Ritter Filangieri


Neapel, den 5. März 1787.

 

Von einem trefflichen Manne, den ich diese Tage kennen gelernt, muß ich kürzlich das Allgemeinste erwähnen. Es ist Ritter Filangieri, bekannt durch sein Werk über die Gesetzgebung. Er gehört zu den ehrwürdigen jungen Männern, welche das Glück der Menschen und eine löbliche Freiheit derselben im Auge behalten. An seinem Betragen kann man den Soldaten, den Ritter und Weltmann erkennen, gemildert ist jedoch dieser Anstand durch den Ausdruck eines zarten sittlichen Gefühls, welches, über die ganze Person verbreitet, aus Wort und Wesen gar anmutig hervorleuchtet. Auch er ist seinem Könige und dessen Königreich im Herzen verbündet, wenn er auch nicht alles billigt, was geschieht; aber auch er ist gedrückt durch die Furcht vor Joseph dem Zweiten. Das Bild eines Despoten, wenn es auch nur in der Luft schwebt, ist edlen Menschen schon fürchterlich. Er sprach mit mir ganz offen, was Neapel von jenem zu fürchten habe. Er unterhält sich gern über Montesquieu, Beccaria, auch über seine eigenen Schriften, alles in demselben Geiste des besten Wollens und einer herzlichen jugendlichen Lust, das Gute zu wirken. Er mag noch in den Dreißigen stehen.

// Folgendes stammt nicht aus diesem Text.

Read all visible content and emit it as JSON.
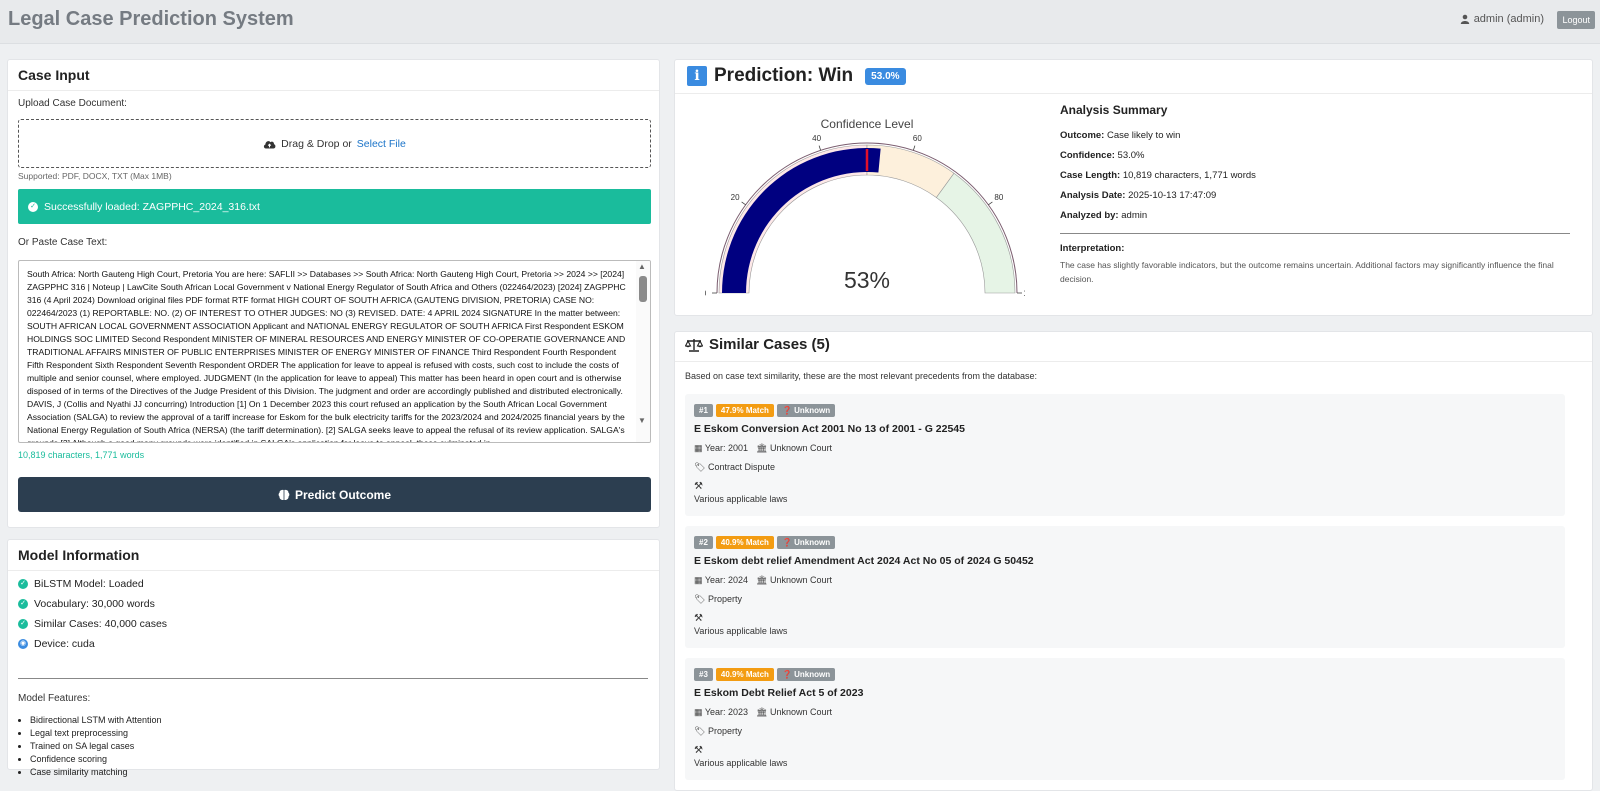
{
  "header": {
    "app_title": "Legal Case Prediction System",
    "user_label": "admin (admin)",
    "logout_label": "Logout"
  },
  "case_input": {
    "title": "Case Input",
    "upload_label": "Upload Case Document:",
    "dropzone_text": "Drag & Drop or",
    "select_file": "Select File",
    "supported": "Supported: PDF, DOCX, TXT (Max 1MB)",
    "success_msg": "Successfully loaded: ZAGPPHC_2024_316.txt",
    "paste_label": "Or Paste Case Text:",
    "case_text": "South Africa: North Gauteng High Court, Pretoria You are here: SAFLII >> Databases >> South Africa: North Gauteng High Court, Pretoria >> 2024 >> [2024] ZAGPPHC 316 | Noteup | LawCite South African Local Government v National Energy Regulator of South Africa and Others (022464/2023) [2024] ZAGPPHC 316 (4 April 2024) Download original files PDF format RTF format HIGH COURT OF SOUTH AFRICA (GAUTENG DIVISION, PRETORIA) CASE NO: 022464/2023 (1) REPORTABLE: NO. (2) OF INTEREST TO OTHER JUDGES: NO (3) REVISED. DATE: 4 APRIL 2024 SIGNATURE In the matter between: SOUTH AFRICAN LOCAL GOVERNMENT ASSOCIATION Applicant and NATIONAL ENERGY REGULATOR OF SOUTH AFRICA First Respondent ESKOM HOLDINGS SOC LIMITED Second Respondent MINISTER OF MINERAL RESOURCES AND ENERGY MINISTER OF CO-OPERATIE GOVERNANCE AND TRADITIONAL AFFAIRS MINISTER OF PUBLIC ENTERPRISES MINISTER OF ENERGY MINISTER OF FINANCE Third Respondent Fourth Respondent Fifth Respondent Sixth Respondent Seventh Respondent ORDER The application for leave to appeal is refused with costs, such cost to include the costs of multiple and senior counsel, where employed. JUDGMENT (In the application for leave to appeal) This matter has been heard in open court and is otherwise disposed of in terms of the Directives of the Judge President of this Division. The judgment and order are accordingly published and distributed electronically. DAVIS, J (Collis and Nyathi JJ concurring) Introduction [1] On 1 December 2023 this court refused an application by the South African Local Government Association (SALGA) to review the approval of a tariff increase for Eskom for the bulk electricity tariffs for the 2023/2024 and 2024/2025 financial years by the National Energy Regulation of South Africa (NERSA) (the tariff determination). [2] SALGA seeks leave to appeal the refusal of its review application. SALGA's grounds [3] Although a good many grounds were identified in SALGA's application for leave to appeal, these culminated in",
    "counter": "10,819 characters, 1,771 words",
    "predict_label": "Predict Outcome"
  },
  "model_info": {
    "title": "Model Information",
    "items": [
      {
        "label": "BiLSTM Model: Loaded",
        "icon": "check-circle-icon"
      },
      {
        "label": "Vocabulary: 30,000 words",
        "icon": "check-circle-icon"
      },
      {
        "label": "Similar Cases: 40,000 cases",
        "icon": "check-circle-icon"
      },
      {
        "label": "Device: cuda",
        "icon": "device-icon"
      }
    ],
    "features_label": "Model Features:",
    "features": [
      "Bidirectional LSTM with Attention",
      "Legal text preprocessing",
      "Trained on SA legal cases",
      "Confidence scoring",
      "Case similarity matching"
    ]
  },
  "prediction": {
    "title": "Prediction: Win",
    "badge": "53.0%",
    "gauge": {
      "title": "Confidence Level",
      "value": 53,
      "display": "53%",
      "min": 0,
      "max": 100,
      "ticks": [
        "0",
        "20",
        "40",
        "60",
        "80",
        "100"
      ],
      "bands": [
        {
          "from": 0,
          "to": 50,
          "color": "#fde8e8"
        },
        {
          "from": 50,
          "to": 70,
          "color": "#fdf0dc"
        },
        {
          "from": 70,
          "to": 100,
          "color": "#e6f4e6"
        }
      ],
      "bar_color": "#000080",
      "threshold_color": "#e0102a"
    },
    "summary": {
      "title": "Analysis Summary",
      "rows": [
        {
          "k": "Outcome:",
          "v": "Case likely to win"
        },
        {
          "k": "Confidence:",
          "v": "53.0%"
        },
        {
          "k": "Case Length:",
          "v": "10,819 characters, 1,771 words"
        },
        {
          "k": "Analysis Date:",
          "v": "2025-10-13 17:47:09"
        },
        {
          "k": "Analyzed by:",
          "v": "admin"
        }
      ],
      "interp_label": "Interpretation:",
      "interp_text": "The case has slightly favorable indicators, but the outcome remains uncertain. Additional factors may significantly influence the final decision."
    }
  },
  "similar": {
    "title": "Similar Cases (5)",
    "subtitle": "Based on case text similarity, these are the most relevant precedents from the database:",
    "cases": [
      {
        "num": "#1",
        "match": "47.9% Match",
        "status": "Unknown",
        "title": "E Eskom Conversion Act 2001 No 13 of 2001 - G 22545",
        "year": "Year: 2001",
        "court": "Unknown Court",
        "type": "Contract Dispute",
        "laws": "Various applicable laws"
      },
      {
        "num": "#2",
        "match": "40.9% Match",
        "status": "Unknown",
        "title": "E Eskom debt relief Amendment Act 2024 Act No 05 of 2024 G 50452",
        "year": "Year: 2024",
        "court": "Unknown Court",
        "type": "Property",
        "laws": "Various applicable laws"
      },
      {
        "num": "#3",
        "match": "40.9% Match",
        "status": "Unknown",
        "title": "E Eskom Debt Relief Act 5 of 2023",
        "year": "Year: 2023",
        "court": "Unknown Court",
        "type": "Property",
        "laws": "Various applicable laws"
      }
    ]
  }
}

Gar bald machte er mich mit einem alten Schriftsteller bekannt, an dessen unergründlicher Tiefe sich diese neuern italienischen Gesetzfreunde höchlich erquicken und erbauen, er heißt Johann Baptista Vico, sie ziehen ihn dem Montesquieu vor. Bei einem flüchtigen Überblick des Buches, das sie mir als ein Heiligtum mitteilten, wollte mir scheinen, hier seien sibyllinische Vorahnungen des Guten und Rechten, das einst kommen soll oder sollte, gegründet auf ernste Betrachtungen des Überlieferten und des Lebens. Es ist gar schön, wenn ein Volk solch einen Ältervater besitzt; den Deutschen wird einst Hamann ein ähnlicher Kodex werden.